The meditative, unhurried tone of the material is evident from the beginning of “Bindu” (Sanskrit for ‘point'), which features Lorentz hewing to a single, vibrato-laden pitch (Eb, which Chase, reiterating a view espoused by one of his teachers, sarod master Rajeev Taranath, calls “the grandmother note,” the central one around which the others gather), and repeatedly voicing the note as a locus of orientation for Chase's effects. Even when the violin recedes, the pitch remains as a suspended echo, the ghostly residue of the instrument kept alive by the faint sine wave and undulating warbles of the painterly synth flourishes and electronic treatments. As restrained as the material might generally be, it's also marked by insistence, particularly in the needling, somewhat insect-like incessantness with which the pitched note repeats.
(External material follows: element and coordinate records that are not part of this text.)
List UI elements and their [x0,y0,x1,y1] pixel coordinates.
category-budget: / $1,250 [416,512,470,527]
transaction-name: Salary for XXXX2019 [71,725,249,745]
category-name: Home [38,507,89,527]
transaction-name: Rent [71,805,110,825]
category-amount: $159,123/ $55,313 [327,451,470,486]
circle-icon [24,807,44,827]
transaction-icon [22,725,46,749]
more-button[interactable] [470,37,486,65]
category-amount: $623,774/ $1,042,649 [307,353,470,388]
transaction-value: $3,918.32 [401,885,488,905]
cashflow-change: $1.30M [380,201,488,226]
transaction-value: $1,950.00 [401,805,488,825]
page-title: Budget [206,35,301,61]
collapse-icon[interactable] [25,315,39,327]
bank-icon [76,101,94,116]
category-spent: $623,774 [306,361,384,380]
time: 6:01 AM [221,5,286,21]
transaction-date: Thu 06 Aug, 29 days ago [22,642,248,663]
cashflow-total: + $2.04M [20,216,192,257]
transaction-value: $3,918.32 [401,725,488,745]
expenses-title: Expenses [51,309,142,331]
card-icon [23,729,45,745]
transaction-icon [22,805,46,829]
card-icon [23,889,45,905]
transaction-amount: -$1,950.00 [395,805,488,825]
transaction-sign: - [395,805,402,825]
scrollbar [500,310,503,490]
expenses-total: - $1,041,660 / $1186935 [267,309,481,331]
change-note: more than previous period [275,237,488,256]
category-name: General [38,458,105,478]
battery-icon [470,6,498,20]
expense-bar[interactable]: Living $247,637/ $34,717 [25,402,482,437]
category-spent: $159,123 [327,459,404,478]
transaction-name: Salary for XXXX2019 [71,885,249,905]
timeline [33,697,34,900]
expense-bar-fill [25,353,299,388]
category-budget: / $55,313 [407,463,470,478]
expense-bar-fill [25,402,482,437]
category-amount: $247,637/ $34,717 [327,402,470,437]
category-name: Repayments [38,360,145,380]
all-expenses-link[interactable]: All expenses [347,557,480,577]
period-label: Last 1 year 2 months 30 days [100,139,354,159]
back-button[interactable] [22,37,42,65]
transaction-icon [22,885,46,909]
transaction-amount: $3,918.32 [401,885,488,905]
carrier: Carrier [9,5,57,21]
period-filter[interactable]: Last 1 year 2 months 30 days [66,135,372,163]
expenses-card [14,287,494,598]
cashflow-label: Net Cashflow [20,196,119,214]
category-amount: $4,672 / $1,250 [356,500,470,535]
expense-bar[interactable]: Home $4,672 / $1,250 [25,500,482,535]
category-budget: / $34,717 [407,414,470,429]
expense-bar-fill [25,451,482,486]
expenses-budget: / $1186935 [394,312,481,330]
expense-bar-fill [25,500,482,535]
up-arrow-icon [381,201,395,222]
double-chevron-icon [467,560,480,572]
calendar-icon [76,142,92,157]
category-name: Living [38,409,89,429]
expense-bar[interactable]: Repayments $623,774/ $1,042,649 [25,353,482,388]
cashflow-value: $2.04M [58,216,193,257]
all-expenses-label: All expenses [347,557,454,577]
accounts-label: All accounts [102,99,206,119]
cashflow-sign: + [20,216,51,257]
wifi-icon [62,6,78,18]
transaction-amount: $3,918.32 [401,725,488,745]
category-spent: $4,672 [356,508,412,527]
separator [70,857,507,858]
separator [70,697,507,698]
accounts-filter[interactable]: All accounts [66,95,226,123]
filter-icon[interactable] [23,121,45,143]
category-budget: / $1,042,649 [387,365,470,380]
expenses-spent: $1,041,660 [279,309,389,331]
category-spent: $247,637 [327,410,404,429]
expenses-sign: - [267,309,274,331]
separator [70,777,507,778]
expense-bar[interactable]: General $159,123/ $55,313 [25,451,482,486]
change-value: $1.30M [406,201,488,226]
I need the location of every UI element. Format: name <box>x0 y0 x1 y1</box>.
A single pitch is also adhered to during the entrancing second part, “Drsti” (‘focused gaze' or ‘concentrated intention'), though this time the note is lower (D4, or D above middle C) and deviations from the pitch are generated when the computer transforms the violin's strokes into shadow melodies that arise in tandem with the instrument; during such passages, the sounds undulate meslismatically, rendering the connection between Chase's composition and Indian music all the more pronounced. Straying from the one-pitch idea, the third part, “Japa” (‘repetition'), introduces a haunting theme the computer and violin return to repeatedly, its presentation different each time but the familiar melody always declaring itself clearly, after which the last, titular section of the work arrives, a comparatively plaintive chorale whose restrained string expressions are offset by the pitch-shifting swoop of the computer accompaniment.
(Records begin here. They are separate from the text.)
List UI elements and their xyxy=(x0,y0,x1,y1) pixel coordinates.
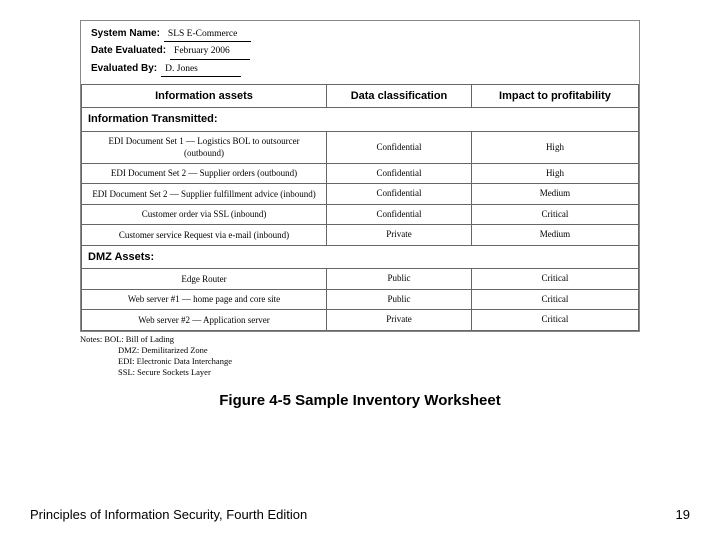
table-row: EDI Document Set 1 — Logistics BOL to ou… xyxy=(82,131,639,163)
notes-line: SSL: Secure Sockets Layer xyxy=(80,367,640,378)
table-row: EDI Document Set 2 — Supplier fulfillmen… xyxy=(82,184,639,205)
table-row: Customer order via SSL (inbound)Confiden… xyxy=(82,204,639,225)
cls-cell: Private xyxy=(327,225,472,246)
evaluated-by-label: Evaluated By: xyxy=(91,61,157,76)
cls-cell: Confidential xyxy=(327,204,472,225)
page-footer: Principles of Information Security, Four… xyxy=(30,507,690,522)
notes-line: EDI: Electronic Data Interchange xyxy=(80,356,640,367)
impact-cell: Medium xyxy=(471,225,638,246)
cls-cell: Public xyxy=(327,289,472,310)
notes-block: Notes: BOL: Bill of Lading DMZ: Demilita… xyxy=(80,334,640,378)
column-header-row: Information assets Data classification I… xyxy=(82,84,639,108)
asset-cell: Web server #1 — home page and core site xyxy=(82,289,327,310)
impact-cell: Critical xyxy=(471,289,638,310)
worksheet-header: System Name: SLS E-Commerce Date Evaluat… xyxy=(81,21,639,84)
cls-cell: Confidential xyxy=(327,184,472,205)
worksheet-frame: System Name: SLS E-Commerce Date Evaluat… xyxy=(80,20,640,332)
col-assets: Information assets xyxy=(82,84,327,108)
evaluated-by-value: D. Jones xyxy=(161,62,241,77)
asset-cell: EDI Document Set 2 — Supplier fulfillmen… xyxy=(82,184,327,205)
inventory-table: Information assets Data classification I… xyxy=(81,84,639,331)
cls-cell: Public xyxy=(327,269,472,290)
col-impact: Impact to profitability xyxy=(471,84,638,108)
asset-cell: EDI Document Set 2 — Supplier orders (ou… xyxy=(82,163,327,184)
impact-cell: High xyxy=(471,163,638,184)
notes-lead: Notes: BOL: Bill of Lading xyxy=(80,334,640,345)
cls-cell: Private xyxy=(327,310,472,331)
asset-cell: EDI Document Set 1 — Logistics BOL to ou… xyxy=(82,131,327,163)
impact-cell: Critical xyxy=(471,310,638,331)
table-row: EDI Document Set 2 — Supplier orders (ou… xyxy=(82,163,639,184)
impact-cell: High xyxy=(471,131,638,163)
section-dmz: DMZ Assets: xyxy=(82,245,639,269)
table-row: Customer service Request via e-mail (inb… xyxy=(82,225,639,246)
table-row: Edge RouterPublicCritical xyxy=(82,269,639,290)
section-transmitted-title: Information Transmitted: xyxy=(82,108,639,132)
asset-cell: Web server #2 — Application server xyxy=(82,310,327,331)
system-name-value: SLS E-Commerce xyxy=(164,27,251,42)
impact-cell: Critical xyxy=(471,204,638,225)
table-row: Web server #2 — Application serverPrivat… xyxy=(82,310,639,331)
cls-cell: Confidential xyxy=(327,163,472,184)
section-transmitted: Information Transmitted: xyxy=(82,108,639,132)
cls-cell: Confidential xyxy=(327,131,472,163)
date-evaluated-label: Date Evaluated: xyxy=(91,43,166,58)
asset-cell: Customer service Request via e-mail (inb… xyxy=(82,225,327,246)
col-classification: Data classification xyxy=(327,84,472,108)
footer-page-number: 19 xyxy=(676,507,690,522)
section-dmz-title: DMZ Assets: xyxy=(82,245,639,269)
date-evaluated-value: February 2006 xyxy=(170,44,250,59)
system-name-label: System Name: xyxy=(91,26,160,41)
impact-cell: Medium xyxy=(471,184,638,205)
footer-book-title: Principles of Information Security, Four… xyxy=(30,507,307,522)
notes-line: DMZ: Demilitarized Zone xyxy=(80,345,640,356)
asset-cell: Customer order via SSL (inbound) xyxy=(82,204,327,225)
table-row: Web server #1 — home page and core siteP… xyxy=(82,289,639,310)
impact-cell: Critical xyxy=(471,269,638,290)
figure-caption: Figure 4-5 Sample Inventory Worksheet xyxy=(30,392,690,409)
asset-cell: Edge Router xyxy=(82,269,327,290)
Characterizing Chase's quietly provocative Bhajan as a drone piece isn't wholly accurate, given its foundation in Hindustani music, but it does exude some of the immersive characteristics of ambient-drone material. At the same time, there's a melodic dimension in play, even if sometimes a subtle one, that puts some degree of distance between this rather bewitching electro-acoustic creation and ambient-drone material in its purest form.